Fani memutuskan untuk kembali kekamarnya untuk istirahat, tubuhnya sangat lelah seharian ini dia terus berjalan untuk mencari pekerjaan.

.
.
.

Setelah Fani terbangun dari tidurnya dia bergegas untuk mandi dan sholat subuh, dilanjut dengan membuat sarapan untuk dirinya.

"Wah kelihatan enak"kata Fani menatap nasi goreng buatannya.

"Fan"panggil Dion, Fani menoleh kebelakang dan mendapati Dion yang sudah bangun dengan rambut berantakan.

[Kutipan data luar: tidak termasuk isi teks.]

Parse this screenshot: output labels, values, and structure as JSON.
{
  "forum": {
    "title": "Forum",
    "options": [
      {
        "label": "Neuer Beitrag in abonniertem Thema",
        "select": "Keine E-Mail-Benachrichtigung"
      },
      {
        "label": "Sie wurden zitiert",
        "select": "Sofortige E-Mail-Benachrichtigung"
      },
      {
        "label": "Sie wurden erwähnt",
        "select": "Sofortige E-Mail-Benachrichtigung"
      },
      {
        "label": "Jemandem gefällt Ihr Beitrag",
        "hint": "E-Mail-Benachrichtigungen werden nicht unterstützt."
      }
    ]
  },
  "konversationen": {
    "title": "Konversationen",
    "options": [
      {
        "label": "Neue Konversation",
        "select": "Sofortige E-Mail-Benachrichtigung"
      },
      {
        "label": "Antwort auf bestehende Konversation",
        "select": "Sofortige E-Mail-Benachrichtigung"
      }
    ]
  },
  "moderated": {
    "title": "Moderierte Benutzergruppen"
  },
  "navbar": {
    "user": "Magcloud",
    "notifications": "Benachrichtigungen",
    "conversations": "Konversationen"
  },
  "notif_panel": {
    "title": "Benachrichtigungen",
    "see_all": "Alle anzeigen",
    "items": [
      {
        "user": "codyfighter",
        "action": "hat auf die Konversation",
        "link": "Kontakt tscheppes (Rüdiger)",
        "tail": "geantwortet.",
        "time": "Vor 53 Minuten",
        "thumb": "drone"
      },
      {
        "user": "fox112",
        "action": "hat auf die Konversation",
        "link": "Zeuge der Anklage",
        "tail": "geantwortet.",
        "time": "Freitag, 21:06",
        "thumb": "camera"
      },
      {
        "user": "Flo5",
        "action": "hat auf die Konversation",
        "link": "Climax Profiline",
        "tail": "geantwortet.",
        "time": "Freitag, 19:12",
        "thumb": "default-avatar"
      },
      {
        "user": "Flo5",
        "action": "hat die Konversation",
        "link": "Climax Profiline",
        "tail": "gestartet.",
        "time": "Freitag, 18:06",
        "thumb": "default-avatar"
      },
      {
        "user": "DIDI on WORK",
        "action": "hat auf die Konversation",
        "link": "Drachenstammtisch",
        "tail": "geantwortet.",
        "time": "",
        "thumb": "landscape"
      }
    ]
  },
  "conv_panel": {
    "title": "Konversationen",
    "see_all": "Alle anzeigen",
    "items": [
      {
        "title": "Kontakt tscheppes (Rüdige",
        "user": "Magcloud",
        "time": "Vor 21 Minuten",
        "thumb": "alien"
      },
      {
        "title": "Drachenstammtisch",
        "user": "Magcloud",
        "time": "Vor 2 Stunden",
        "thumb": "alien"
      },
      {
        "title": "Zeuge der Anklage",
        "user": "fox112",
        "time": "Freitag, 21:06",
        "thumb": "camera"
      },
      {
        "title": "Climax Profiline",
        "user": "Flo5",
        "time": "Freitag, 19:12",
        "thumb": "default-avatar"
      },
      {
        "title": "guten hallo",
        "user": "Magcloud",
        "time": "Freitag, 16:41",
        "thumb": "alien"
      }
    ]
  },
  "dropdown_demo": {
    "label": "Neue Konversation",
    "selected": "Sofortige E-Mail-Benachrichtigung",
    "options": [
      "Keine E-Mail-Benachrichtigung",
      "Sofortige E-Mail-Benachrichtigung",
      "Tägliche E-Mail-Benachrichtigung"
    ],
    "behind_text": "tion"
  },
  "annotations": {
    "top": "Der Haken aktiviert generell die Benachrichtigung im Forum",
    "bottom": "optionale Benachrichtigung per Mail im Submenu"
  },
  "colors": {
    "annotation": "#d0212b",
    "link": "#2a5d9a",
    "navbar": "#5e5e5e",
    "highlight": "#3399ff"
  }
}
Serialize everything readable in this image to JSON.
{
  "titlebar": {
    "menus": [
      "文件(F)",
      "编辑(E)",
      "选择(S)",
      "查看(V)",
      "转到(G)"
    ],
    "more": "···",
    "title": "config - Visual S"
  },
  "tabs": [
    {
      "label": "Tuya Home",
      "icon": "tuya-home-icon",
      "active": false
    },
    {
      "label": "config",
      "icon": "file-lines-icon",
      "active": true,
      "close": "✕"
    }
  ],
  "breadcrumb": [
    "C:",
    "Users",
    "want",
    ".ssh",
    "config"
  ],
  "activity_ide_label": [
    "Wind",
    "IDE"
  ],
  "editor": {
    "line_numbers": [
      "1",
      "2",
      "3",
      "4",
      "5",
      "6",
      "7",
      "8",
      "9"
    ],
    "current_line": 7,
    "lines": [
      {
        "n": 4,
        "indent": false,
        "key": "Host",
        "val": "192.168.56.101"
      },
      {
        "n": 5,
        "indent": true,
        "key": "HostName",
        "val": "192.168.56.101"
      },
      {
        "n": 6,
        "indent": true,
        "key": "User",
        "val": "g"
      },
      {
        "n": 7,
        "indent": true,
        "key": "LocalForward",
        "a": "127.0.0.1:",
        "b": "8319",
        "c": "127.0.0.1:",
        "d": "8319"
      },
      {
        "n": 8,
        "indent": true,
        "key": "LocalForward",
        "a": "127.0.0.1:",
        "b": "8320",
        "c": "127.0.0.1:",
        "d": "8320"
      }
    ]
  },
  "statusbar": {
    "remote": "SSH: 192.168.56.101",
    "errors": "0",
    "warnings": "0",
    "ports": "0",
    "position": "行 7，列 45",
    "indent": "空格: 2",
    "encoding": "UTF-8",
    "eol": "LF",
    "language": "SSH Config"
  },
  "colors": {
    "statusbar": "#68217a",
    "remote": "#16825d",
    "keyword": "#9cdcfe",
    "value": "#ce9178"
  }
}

"Udah bangun, cepet pulang nanti kalau ada yang liat"kata Fani, dia sama sekali tidak marah dengan Dion.

Dion melirik perut yang didalamnya hidup buah hatinya, "dia masih ada didalam sana?"tanya Dion pada Fani, Fani menoleh kearah Dion dia tidak mengerti apa maksut perkataan Dion barusan.

"Maksutnya apa?"tanya Fani menatap tajam Dion.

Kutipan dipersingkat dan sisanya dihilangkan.